Open Source
Projects
Tools, models, and platforms we're building in the open.
Sawalni
Jan 2023
The first LLM and AI assistant for Moroccan languages. Supports Moroccan Arabic (Darija) in Arabic and Latin scripts (Arabizi), Hassaniya, Tachelhit, Tarifit, and standardized Moroccan Tamazight in Tifinagh. Multilingual foundation with deep Moroccan specialization. Served thousands of users in controlled and public deployments.
wikilangs.org
Jan 2026
NLP models for 340+ Wikipedia languages — no GPU required. An open playground enabling researchers, educators, and language communities to explore pre-trained NLP tools for languages with little to no commercial support.
WikiLLM
Feb 2026
A family of compact, locally-runnable language models trained on curated Wikipedia data with custom tokenizers per language family. Designed to set a reproducible open baseline for low-resource LLM training with publishable evaluation benchmarks.
Sawtone
Jan 2025
An open framework for cross-script phonetic alignment and text normalization. Built to solve the pre-processing problem for alloglottographic and non-standardized languages (like Darija).
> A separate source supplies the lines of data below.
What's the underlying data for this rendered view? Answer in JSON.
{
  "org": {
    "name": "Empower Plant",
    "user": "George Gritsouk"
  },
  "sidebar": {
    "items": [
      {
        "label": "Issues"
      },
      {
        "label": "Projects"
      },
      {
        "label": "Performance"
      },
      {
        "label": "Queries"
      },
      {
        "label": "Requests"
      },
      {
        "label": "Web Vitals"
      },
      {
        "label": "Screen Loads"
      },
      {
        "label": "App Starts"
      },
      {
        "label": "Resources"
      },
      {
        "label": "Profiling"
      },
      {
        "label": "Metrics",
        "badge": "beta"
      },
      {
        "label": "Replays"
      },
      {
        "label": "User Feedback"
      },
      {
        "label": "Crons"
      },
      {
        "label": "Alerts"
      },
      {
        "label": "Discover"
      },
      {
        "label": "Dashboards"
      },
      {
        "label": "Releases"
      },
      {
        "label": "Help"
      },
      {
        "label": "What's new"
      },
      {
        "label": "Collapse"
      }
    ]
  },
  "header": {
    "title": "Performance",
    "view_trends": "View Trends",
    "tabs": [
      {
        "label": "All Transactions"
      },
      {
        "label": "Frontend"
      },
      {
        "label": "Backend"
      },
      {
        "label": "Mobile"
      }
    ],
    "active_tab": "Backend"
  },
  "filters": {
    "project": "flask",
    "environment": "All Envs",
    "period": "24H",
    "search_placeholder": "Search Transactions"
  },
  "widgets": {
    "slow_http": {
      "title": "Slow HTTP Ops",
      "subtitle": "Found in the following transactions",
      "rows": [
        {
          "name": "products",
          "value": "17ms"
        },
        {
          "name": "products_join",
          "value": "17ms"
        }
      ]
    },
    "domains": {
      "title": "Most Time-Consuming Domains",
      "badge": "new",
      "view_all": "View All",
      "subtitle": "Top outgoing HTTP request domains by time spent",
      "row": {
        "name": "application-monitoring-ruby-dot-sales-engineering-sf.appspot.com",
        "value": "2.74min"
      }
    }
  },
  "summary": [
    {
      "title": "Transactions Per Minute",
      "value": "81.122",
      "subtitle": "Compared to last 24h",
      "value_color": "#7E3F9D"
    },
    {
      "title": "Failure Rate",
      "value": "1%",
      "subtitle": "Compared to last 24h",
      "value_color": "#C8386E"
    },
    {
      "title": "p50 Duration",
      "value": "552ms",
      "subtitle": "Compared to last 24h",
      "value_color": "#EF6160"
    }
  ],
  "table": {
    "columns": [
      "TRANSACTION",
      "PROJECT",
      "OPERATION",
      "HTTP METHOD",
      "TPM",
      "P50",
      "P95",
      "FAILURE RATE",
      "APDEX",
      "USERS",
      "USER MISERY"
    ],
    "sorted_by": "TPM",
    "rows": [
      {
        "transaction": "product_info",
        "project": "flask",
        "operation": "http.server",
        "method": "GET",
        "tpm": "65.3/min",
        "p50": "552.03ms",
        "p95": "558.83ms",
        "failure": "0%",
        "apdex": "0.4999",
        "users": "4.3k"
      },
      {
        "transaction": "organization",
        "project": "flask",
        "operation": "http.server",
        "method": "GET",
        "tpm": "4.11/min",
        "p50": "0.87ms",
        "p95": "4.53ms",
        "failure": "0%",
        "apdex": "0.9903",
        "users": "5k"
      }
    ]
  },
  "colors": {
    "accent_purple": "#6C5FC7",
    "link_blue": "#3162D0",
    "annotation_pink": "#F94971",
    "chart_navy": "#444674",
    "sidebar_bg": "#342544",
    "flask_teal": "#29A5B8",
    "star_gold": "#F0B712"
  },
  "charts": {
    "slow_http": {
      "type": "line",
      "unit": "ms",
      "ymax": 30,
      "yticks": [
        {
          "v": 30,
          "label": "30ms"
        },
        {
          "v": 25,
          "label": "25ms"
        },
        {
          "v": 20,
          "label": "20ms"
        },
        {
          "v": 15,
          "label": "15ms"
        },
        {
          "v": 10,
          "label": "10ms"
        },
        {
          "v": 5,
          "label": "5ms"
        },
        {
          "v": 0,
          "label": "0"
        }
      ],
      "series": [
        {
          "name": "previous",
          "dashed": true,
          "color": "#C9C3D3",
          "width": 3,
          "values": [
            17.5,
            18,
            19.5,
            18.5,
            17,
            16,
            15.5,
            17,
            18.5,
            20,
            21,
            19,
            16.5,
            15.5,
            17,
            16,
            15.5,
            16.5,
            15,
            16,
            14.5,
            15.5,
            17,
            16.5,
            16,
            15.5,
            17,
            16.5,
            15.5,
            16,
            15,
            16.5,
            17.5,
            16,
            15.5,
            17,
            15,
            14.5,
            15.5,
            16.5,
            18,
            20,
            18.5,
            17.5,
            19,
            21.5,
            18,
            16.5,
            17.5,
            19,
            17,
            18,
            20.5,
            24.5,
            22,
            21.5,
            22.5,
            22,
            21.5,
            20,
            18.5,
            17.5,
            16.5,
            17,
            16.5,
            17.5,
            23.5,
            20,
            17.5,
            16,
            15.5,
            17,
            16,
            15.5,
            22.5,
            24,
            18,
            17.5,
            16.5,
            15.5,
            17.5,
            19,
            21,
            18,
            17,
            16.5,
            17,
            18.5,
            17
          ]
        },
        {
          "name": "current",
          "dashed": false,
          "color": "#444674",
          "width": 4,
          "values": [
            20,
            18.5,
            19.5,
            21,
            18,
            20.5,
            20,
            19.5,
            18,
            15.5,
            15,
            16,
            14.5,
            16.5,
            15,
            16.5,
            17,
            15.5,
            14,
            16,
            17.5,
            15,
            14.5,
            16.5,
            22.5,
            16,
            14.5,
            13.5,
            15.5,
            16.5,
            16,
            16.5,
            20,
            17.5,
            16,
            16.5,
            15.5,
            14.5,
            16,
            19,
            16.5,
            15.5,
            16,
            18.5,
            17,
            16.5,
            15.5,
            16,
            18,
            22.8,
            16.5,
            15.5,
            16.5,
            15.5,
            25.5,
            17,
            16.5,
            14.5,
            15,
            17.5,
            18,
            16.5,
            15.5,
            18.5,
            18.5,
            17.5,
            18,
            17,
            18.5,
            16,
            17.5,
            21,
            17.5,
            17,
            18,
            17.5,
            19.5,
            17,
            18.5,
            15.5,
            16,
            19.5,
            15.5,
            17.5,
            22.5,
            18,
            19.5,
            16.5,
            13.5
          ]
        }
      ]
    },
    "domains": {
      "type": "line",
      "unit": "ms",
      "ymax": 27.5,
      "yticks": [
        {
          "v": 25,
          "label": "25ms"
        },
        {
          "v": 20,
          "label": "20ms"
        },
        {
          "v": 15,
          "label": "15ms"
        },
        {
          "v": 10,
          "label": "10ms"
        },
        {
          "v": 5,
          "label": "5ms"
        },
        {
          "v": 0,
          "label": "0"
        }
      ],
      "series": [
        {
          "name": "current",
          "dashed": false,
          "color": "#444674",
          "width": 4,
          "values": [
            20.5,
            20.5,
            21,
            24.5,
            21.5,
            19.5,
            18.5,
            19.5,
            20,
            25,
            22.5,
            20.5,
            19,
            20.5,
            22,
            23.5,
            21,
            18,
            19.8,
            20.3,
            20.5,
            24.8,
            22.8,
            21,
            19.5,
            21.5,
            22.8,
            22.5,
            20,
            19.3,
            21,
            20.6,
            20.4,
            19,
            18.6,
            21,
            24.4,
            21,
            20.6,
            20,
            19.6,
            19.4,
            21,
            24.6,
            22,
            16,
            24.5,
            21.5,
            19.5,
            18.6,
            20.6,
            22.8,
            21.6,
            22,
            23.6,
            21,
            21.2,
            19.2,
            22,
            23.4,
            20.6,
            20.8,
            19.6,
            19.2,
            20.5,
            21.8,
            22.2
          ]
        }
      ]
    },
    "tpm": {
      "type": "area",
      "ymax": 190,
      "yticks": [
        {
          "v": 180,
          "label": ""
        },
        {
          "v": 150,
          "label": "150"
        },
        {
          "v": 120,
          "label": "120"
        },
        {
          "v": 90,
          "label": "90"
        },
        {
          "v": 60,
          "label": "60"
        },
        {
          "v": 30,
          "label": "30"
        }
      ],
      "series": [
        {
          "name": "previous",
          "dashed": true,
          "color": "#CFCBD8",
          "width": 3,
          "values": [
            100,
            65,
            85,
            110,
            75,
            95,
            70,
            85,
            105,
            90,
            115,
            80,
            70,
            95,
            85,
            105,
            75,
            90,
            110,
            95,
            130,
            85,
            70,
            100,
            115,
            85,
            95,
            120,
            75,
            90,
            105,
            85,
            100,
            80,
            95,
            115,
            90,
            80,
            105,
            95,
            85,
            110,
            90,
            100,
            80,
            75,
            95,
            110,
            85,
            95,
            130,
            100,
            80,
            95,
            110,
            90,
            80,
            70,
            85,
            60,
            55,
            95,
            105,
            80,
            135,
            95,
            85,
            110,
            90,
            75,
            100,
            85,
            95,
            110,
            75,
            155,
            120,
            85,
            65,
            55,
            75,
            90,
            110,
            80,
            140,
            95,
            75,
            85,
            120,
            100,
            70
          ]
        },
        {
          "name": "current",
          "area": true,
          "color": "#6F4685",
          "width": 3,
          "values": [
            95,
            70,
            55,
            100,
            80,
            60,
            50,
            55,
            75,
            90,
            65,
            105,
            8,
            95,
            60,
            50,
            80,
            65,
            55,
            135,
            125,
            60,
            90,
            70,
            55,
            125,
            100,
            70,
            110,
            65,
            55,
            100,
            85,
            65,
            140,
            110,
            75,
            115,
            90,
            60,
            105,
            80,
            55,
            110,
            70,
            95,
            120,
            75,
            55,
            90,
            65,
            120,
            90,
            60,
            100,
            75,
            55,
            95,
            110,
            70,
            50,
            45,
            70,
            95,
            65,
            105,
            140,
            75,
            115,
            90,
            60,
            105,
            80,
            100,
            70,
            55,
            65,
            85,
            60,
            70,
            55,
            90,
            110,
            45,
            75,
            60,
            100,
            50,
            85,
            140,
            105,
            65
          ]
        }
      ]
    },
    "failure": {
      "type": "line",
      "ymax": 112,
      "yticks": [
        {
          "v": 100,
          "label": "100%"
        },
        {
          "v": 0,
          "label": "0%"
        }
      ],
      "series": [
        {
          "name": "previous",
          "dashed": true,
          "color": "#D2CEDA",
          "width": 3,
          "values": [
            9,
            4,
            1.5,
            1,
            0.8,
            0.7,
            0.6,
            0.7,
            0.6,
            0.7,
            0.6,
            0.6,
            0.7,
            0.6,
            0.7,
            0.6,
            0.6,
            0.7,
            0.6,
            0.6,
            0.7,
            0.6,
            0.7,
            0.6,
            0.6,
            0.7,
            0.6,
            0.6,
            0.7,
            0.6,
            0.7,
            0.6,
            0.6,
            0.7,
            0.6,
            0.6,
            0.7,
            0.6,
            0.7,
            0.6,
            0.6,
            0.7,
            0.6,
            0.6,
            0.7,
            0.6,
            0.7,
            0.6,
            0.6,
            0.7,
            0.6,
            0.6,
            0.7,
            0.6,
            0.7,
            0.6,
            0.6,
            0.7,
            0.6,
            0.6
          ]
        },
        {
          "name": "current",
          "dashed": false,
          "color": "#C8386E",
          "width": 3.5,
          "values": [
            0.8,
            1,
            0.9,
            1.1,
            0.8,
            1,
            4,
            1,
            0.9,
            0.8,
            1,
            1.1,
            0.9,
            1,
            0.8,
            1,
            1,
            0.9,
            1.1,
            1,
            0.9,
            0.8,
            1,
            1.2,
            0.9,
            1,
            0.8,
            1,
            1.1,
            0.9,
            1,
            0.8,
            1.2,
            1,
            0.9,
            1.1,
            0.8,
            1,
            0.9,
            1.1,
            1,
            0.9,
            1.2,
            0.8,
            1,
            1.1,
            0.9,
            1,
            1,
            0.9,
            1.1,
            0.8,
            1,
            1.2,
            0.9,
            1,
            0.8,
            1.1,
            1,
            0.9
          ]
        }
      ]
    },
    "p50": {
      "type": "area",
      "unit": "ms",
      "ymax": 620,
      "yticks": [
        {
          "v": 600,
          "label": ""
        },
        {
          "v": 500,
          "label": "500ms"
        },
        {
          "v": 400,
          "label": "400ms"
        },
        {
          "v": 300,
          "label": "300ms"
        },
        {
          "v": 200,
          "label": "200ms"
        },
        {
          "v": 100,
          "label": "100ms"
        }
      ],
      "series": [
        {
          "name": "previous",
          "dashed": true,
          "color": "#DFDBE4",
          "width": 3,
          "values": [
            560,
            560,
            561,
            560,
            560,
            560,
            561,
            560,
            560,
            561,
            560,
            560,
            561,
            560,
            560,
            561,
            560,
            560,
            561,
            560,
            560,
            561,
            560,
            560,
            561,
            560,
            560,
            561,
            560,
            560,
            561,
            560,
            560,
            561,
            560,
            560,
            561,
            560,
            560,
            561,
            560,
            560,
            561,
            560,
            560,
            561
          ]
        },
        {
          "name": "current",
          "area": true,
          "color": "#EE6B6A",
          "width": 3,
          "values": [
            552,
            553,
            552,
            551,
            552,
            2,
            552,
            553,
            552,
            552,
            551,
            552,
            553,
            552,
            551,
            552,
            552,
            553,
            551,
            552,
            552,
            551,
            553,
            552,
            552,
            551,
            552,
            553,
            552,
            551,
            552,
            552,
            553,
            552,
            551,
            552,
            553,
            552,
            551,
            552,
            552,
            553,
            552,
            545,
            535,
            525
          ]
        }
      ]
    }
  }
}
Published in Lingua Posnaniensis.
Herd
Jan 2025
Browser superpowers and MCP server for AI agents — enables LLM agents to operate any website via function-calling and Model Context Protocol integrations.
hypersets
Jan 2025
Query terabytes of data with simple SQL; work with massive HuggingFace datasets without fully downloading them.
borgllm
Jan 2025
LLM infrastructure tooling for distributed and multi-provider setups.
prepress
Jan 2026
Release management for Python, Rust, JavaScript, and Go.
Semango
Jan 2025
Semantic analysis and annotation platform for multilingual corpora. Provides tools for cross-lingual semantic tagging, sense disambiguation, and corpus exploration.
wikipedia-monthly
Jun 2024
Monthly-updated, ready-to-use Wikipedia dumps for all 340+ language editions on HuggingFace. Used by leading AI labs including Nous Research as part of their training pipelines. The go-to dataset for researchers needing fresh, clean Wikipedia data at scale.
Gherbal
Jan 2024
Industry-leading language identification model. State-of-the-art accuracy across standard benchmarks — the only LID model capable of identifying Arabic dialects, Arabizi, and dozens of African languages that competitors miss entirely. Available via the Sawalni API.
Madmon
Jan 2025
A multilingual text embeddings model specialized for Arabic dialects, Amazigh languages, and other underrepresented language families. Produces high-quality semantic representations for retrieval, classification, and clustering. Available via the Sawalni API.